I’m planning this out with the help of the press marketing staff, various bike touring books, and detailed maps from Adventure Cycling Association. That non-profit organization, by the way, is the product of interesting cycling history in the United States, tied up in the resurgence of the bicycle in the 1970s; I have a blog post in preparation about that, sharing some of the photos I found in the National Archives of the 1976 Bikecentennial event.
Until then, I have to figure out some rough itineraries for these tours, and even based on my (fairly limited) bike touring experience, I know that I’m doing it wrong. I’m more of a century rider and day-trip cyclist, but even I know that the best touring itinerary is the one that has no hard deadlines. Instead, it’s best to let the road, health, weather, and circumstances dictate your daily mileage and overall progress. And here I am trying to make arrangements for public events and tour stops along the way, requiring me to keep to a strict schedule; completely against the ethos of the open road.

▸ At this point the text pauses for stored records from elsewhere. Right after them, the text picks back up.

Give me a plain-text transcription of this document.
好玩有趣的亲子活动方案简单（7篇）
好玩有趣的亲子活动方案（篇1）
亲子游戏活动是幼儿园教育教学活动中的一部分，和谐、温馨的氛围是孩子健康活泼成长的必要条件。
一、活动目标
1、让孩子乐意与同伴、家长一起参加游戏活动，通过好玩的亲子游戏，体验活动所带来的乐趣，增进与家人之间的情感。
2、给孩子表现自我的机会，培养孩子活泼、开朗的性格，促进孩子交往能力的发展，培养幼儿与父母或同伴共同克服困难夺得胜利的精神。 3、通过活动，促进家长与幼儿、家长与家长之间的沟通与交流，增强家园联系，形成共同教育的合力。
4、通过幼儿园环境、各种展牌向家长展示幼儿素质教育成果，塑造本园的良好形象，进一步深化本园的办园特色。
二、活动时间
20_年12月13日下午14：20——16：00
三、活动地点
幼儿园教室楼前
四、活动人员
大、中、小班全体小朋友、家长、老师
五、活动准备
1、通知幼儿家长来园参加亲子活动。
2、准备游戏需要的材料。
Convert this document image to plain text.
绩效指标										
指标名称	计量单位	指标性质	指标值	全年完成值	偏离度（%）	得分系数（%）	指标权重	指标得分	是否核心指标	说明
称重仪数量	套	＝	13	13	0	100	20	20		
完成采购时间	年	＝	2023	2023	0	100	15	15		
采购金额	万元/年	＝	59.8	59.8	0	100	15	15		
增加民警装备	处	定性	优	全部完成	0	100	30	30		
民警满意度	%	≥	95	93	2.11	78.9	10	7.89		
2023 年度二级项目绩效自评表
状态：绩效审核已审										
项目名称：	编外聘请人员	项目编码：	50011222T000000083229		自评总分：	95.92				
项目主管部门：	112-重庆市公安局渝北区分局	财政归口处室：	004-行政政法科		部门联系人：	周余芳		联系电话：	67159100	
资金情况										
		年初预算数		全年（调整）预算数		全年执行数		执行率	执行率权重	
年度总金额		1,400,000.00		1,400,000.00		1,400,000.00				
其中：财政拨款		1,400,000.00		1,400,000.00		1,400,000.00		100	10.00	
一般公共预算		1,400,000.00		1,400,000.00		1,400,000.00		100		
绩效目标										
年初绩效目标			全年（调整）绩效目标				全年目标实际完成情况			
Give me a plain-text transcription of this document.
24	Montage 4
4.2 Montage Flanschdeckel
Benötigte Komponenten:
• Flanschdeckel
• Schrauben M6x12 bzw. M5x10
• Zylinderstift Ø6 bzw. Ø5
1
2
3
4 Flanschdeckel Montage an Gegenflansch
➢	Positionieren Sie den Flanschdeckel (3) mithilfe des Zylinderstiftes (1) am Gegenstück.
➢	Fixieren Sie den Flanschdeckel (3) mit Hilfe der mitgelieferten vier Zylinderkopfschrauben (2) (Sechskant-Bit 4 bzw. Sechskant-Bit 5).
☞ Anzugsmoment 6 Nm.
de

I have only a few ways to cope with this conflict — first, to build in extra travel days, and second, to break the Midwestern tour into smaller pieces, with stopovers in my home base of La Crosse. So I think that the first leg of this will have motor-assisted drop-off in Stillwater to make certain that I can make appearances in St. Paul and Minneapolis. Then I’ll spend two days in the Twin Cities, followed by a two-day ride from Stillwater to La Crosse, either following the Northern Tier route through Red Wing and Kellogg, or detouring to Rochester and then hooking up with the Root River Trail system, which I’ve ridden before, in Fountain. It depends if we can set up some book tour events in Rochester and Lanesboro; the Northern Tier route has much less climbing, as it follows the Mississippi south; the route to Rochester crosses over the Mississippi, climbing the bluffs on the southern side. If you haven’t seen the Mississippi river bluffs here in the Driftless region, they are a sight to behold — certainly a part of every road ride in the region, but not to be taken lightly while riding a steel-frame tourer with loaded panniers.
Once back to La Crosse, I’ll take a few days, then set out again towards the east — towards Madison, then south to Milwaukee and Chicago, taking advantage of as many rail-trail conversions as possible.
The details of the tour take my attention, but I don’t want to call what I’m doing “worrying”. It’s more like dreaming; looking at the elevation graphs and imagining the heat of the summer and the adventures of the road. As I trace out a possible route, I think of all the newspaper stories and rider’s guides I’ve read in researching bicycle history; a century or more of midwestern cyclists imagining bike routes linking Minneapolis to Chicago, and further east. Their most ardent dreams of bicycle-specific networks didn’t come to pass, but on the other hand, I can still ride from city to city; that freedom is still ours.